La réflexion lancée depuis cet automne par la SNCF sur une hausse des tarifs serait donc toujours en cours. La décision dépendra à la fois de ses hypothèses sur 2023 ( taux de croissance prévisible, hausse des prix de l’électricité, inflation…) et bien sûr de la prise en compte de la demande de l’Etat actionnaire.

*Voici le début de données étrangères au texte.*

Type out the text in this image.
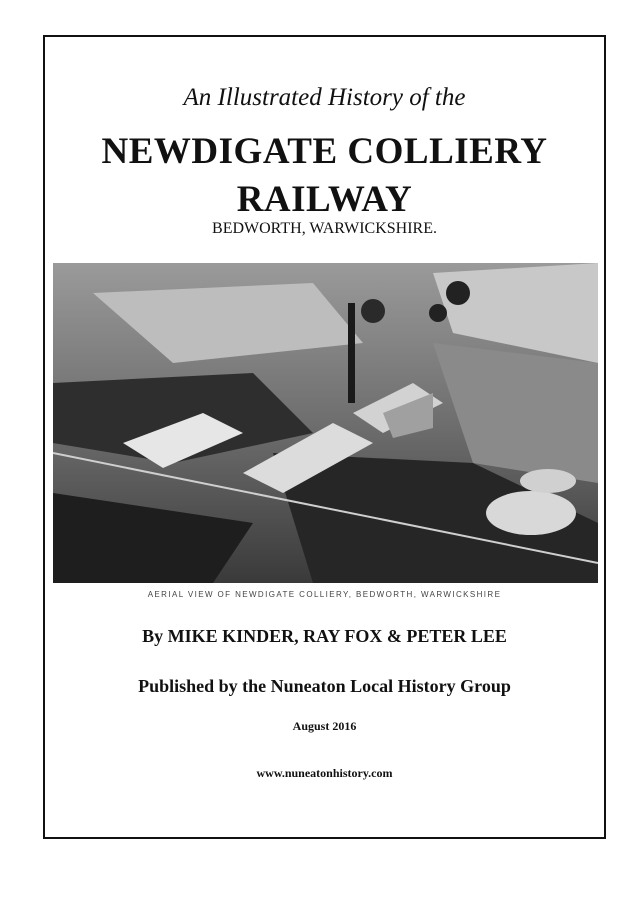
An Illustrated History of the
NEWDIGATE COLLIERY
RAILWAY
BEDWORTH, WARWICKSHIRE.
AERIAL VIEW OF NEWDIGATE COLLIERY, BEDWORTH, WARWICKSHIRE
By MIKE KINDER, RAY FOX & PETER LEE
Published by the Nuneaton Local History Group
August 2016
www.nuneatonhistory.com
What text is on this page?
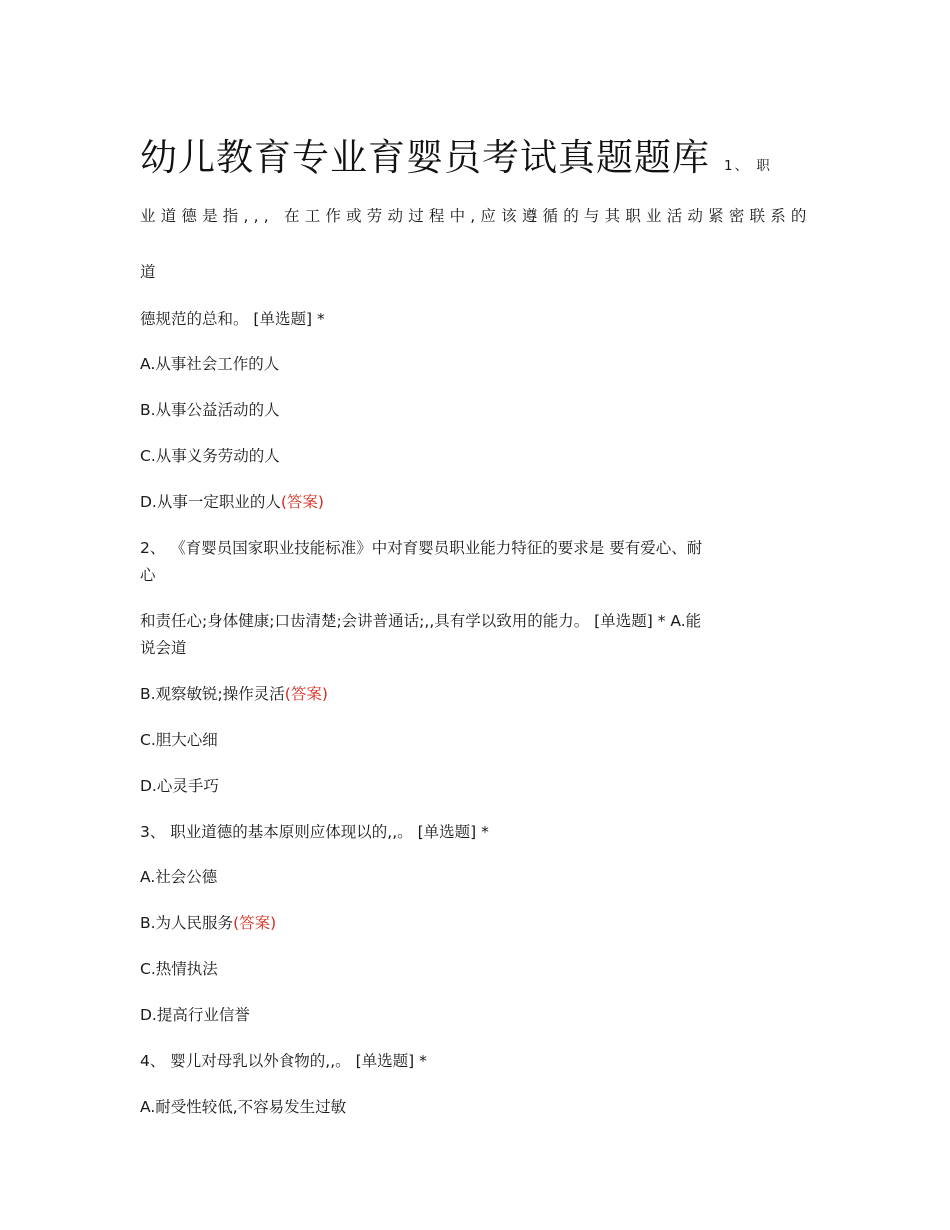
幼儿教育专业育婴员考试真题题库 1、 职
业道德是指,,, 在工作或劳动过程中,应该遵循的与其职业活动紧密联系的
道
德规范的总和。 [单选题] *
A.从事社会工作的人
B.从事公益活动的人
C.从事义务劳动的人
D.从事一定职业的人(答案)
2、 《育婴员国家职业技能标准》中对育婴员职业能力特征的要求是 要有爱心、耐
心
和责任心;身体健康;口齿清楚;会讲普通话;,,具有学以致用的能力。 [单选题] * A.能
说会道
B.观察敏锐;操作灵活(答案)
C.胆大心细
D.心灵手巧
3、 职业道德的基本原则应体现以的,,。 [单选题] *
A.社会公德
B.为人民服务(答案)
C.热情执法
D.提高行业信誉
4、 婴儿对母乳以外食物的,,。 [单选题] *
A.耐受性较低,不容易发生过敏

Pour la Fédération nationale des associations d’utilisateurs des transports, le discours de Clément Beaune est « assez incompréhensible« . En effet, le ministre mélange différents types de trains, explique son président, Bruno Gazeau : il parle à la fois du transport du quotidien, autrement dit des TER, dont la tarification ne dépend pas de la SNCF puisque décidée (et subventionnée) par les régions, et du TGV, dont les recettes proviennent exclusivement des voyageurs et sur lesquelles la SNCF a la main, pratiquant à la fois des mesures commerciales (via les cartes Avantages avec des prix plafonnés) et le yield management (les prix augmentent quand la demande s’élève).

La SNCF a face à plusieurs catégories de clients : les voyageurs abonnés, les occasionnels, les porteurs de cartes Avantages…. à qui elle pourrait plus ou moins faire porter les hausses de prix. Pour réduire ses coûts, elle peut aussi réduire son offre de trains, « ce qu’elle ne cesse de faire« , déplore Bruno Gazeau. Reste que l’équation n’est pas facile pour la SNCF face à un gouvernement qui lui demande à la fois de réduire ses coûts, de baisser ses tarifs et de ne pas perdre d’argent.